Corinne Hoex

“Nas horas que eu passo aqui, a cada semana, eu não me canso de olhar o mar. O mar me possui. Ele invade meus sonhos. À noite, sou uma nadadora que desliza em sua água, uma mergulhadora espiando seu ventre. No começo, sempre, ele é magnífico, de um azul insustentável. Mas, logo que afundo, ele se torna sombrio, hostil. Seu abraço me engole. Seu beijo me perfura. Um monstro encharcado desencadeia suas rajadas, vem em direção a mim, me submerge, me esmaga. A nadadora está aniquilada. Desintegrada. Dela restam somente os flocos de espuma deixados pela onda que se retira. Alguns fragmentos de musgo que a brisa levanta e o vento arrebata.”
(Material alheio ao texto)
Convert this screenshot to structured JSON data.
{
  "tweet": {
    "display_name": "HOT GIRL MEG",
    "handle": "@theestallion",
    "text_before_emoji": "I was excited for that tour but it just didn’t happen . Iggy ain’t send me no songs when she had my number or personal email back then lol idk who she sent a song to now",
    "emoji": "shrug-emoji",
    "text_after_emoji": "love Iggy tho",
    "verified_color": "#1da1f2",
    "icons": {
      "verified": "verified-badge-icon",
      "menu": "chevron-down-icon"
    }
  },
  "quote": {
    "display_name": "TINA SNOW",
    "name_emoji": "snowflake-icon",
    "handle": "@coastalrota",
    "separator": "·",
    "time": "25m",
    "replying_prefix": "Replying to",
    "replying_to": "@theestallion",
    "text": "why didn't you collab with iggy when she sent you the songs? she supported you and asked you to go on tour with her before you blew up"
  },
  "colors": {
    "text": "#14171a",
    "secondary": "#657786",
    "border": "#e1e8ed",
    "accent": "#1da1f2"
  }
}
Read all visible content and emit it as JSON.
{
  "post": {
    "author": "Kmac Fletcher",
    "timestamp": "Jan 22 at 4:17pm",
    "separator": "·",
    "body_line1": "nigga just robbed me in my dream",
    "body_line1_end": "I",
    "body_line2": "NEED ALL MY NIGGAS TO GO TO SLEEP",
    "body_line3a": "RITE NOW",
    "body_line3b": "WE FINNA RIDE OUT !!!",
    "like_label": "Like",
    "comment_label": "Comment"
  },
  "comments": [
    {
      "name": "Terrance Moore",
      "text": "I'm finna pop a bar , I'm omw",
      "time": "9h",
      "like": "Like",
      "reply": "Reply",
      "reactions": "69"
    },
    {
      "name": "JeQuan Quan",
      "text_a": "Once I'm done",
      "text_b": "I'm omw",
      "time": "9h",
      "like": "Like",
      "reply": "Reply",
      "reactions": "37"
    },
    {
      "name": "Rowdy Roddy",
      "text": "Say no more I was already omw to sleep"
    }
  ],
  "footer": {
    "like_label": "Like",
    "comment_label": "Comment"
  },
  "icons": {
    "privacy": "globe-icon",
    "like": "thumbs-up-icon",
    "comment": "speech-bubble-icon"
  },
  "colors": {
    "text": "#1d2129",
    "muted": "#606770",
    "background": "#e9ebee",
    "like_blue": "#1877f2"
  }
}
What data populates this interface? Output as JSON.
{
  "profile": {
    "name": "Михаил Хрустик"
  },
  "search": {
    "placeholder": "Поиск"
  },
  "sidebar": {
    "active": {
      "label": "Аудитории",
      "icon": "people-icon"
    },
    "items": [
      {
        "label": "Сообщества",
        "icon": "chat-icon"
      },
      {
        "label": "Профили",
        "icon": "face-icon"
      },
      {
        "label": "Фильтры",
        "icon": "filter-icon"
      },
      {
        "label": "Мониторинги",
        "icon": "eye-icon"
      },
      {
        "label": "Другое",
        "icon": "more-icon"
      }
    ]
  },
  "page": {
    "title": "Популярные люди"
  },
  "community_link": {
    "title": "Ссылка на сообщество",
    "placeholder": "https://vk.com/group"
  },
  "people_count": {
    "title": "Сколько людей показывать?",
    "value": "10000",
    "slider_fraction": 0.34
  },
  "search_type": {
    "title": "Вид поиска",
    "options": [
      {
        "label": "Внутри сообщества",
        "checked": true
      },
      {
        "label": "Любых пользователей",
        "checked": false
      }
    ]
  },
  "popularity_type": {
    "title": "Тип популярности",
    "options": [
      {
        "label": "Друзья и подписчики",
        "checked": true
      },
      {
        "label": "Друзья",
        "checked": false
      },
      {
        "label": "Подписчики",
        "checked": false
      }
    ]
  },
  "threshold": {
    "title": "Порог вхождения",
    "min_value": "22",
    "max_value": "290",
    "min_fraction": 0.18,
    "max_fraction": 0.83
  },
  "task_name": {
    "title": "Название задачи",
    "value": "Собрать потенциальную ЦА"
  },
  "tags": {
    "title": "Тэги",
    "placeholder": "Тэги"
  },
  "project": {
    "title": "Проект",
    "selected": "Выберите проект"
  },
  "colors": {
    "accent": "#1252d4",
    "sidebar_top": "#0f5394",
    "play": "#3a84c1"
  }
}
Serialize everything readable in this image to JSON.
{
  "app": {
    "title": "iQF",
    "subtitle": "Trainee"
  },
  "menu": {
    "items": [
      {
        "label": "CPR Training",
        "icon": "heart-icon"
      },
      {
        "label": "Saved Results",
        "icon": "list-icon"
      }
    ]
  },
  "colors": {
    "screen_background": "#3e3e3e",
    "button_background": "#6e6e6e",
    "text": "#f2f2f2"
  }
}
CORINNE HOEX vive em Bruxelas, na Bélgica. Tem formação em História da Arte (Universidade Livre de Bruxelas) e trabalhou, por alguns anos, como professora, arquivista e pesquisadora, antes de se dedicar integralmente à escrita de ficção. Sua obra contabiliza aproximadamente vinte coletâneas de poesia e dez romances, traduzidos em diferentes idiomas: inglês, neerlandês, alemão, búlgaro, ucraniano e, atualmente, o português do Brasil. Desde 2017 compõe a Academia Real de Língua e de Literatura da Bélgica, sucedendo a escritora Françoise Mallet-Joris.
Site oficial: corinnehoex.com
Como nos tornamos íntimas de nossas tragédias?
Em Mas meu vestido não ficou amassado, a personagem principal conta, sentada diante do mar, a história de sua vida a partir daqueles que a ocuparam: pai, mãe e namorado. Nesse romance, a violência é uma onda colossal, impiedosamente cavando a fenda que separa os afetos, como na relação mãe e filha. Corinne Hoex, que já havia tratado do tema da família em seu romance de estreia, Le Grand Menu (2001), evoca, aqui, a posição da mulher em um contexto no qual as aparências determinam seu valor e a violência contra ela é a razão de ser do amor. A obra, ao retratar os cenários de uma pessoa que, de criança, se torna mocinha e, de mocinha, se torna mulher, oferece o silêncio intragável de uma existência vigiada a cada gesto, reprovada a cada olhar e violada a cada vislumbre de libertação. Autora de vinte e um livros de poemas, Corinne arquiteta, por entre as frestas do vestido sufocante de sua protagonista, uma efluência poética que devolve a essa mulher destruída todas as palavras suspensas nas cristas de seu maremoto estiado.